1. Place jars on rack in large pot filled with water, boil for 10 min. In small sauce pan, coverlids and rings with water. Bring to a boil, then remove from heat. Let standing in hot water until ready to fill. jars. Drain well.

2. Wash, crush leaves and stems. Add 3-1/4 cups water. Bring to boil, remove from heat, cover, let stand 10 min. Strain, measure 3 cups liquid, add drops green food coloring. In 6 - 8 quart saucepan add juice, 1 package pectin and butter. Over high heat, stirring constantly, bring mix to full rolling boil.

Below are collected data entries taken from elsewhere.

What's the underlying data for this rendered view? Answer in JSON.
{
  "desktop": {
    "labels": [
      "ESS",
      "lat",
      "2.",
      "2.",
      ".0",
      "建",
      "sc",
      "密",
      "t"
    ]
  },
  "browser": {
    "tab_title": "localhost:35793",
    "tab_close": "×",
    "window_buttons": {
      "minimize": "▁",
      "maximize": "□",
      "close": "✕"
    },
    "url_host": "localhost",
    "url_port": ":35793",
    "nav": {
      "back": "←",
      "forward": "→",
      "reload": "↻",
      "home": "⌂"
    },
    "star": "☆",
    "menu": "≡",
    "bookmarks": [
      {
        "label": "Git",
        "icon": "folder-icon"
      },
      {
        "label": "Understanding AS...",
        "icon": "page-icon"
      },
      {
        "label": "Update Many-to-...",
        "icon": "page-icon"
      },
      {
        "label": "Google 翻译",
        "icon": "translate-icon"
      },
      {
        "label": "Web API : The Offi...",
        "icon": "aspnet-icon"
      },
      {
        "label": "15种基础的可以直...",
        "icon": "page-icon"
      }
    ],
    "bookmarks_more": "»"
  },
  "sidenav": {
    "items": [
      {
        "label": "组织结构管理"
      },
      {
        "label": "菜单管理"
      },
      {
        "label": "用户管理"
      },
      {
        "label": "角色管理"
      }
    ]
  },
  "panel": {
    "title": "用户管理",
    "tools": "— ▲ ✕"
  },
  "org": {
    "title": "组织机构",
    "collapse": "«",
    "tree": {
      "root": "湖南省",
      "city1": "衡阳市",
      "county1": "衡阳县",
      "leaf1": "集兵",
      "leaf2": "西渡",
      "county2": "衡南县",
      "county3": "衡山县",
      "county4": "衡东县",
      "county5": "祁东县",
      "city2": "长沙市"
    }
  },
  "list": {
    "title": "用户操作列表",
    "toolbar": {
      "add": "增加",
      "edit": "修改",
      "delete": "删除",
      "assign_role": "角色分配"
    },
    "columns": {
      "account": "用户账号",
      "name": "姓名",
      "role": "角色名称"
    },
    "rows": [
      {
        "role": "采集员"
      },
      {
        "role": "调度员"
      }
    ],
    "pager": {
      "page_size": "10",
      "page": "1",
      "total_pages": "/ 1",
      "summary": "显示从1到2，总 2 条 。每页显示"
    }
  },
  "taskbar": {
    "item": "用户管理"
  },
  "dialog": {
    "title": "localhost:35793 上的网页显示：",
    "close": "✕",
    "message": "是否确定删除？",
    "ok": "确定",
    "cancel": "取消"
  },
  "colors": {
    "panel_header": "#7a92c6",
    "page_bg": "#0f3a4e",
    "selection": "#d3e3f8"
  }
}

3. Continue stirring, adding sweetener all at once, bring to rolling boil again and boil 1 min. continue stirring. Remove from heat, skim off foam with metal spoon or skimmer.

NOTE: Stirr and skim 5 min. for jam, 7 min. for marmalade to prevent floating fruit.

4. Pour jam/jelly into jar towithin 1/8" from top. Wipe rims clean. Place lid on jar, screw on ring.

5. Place jars in canner and make sure they are completely covered with water. Bring to boil and process for 15 min.

6. Remove from canner, invert Jar. Repeat with remaining jars. Let stand 5 min., turn jar upright. Cool, check seals after 1 hour.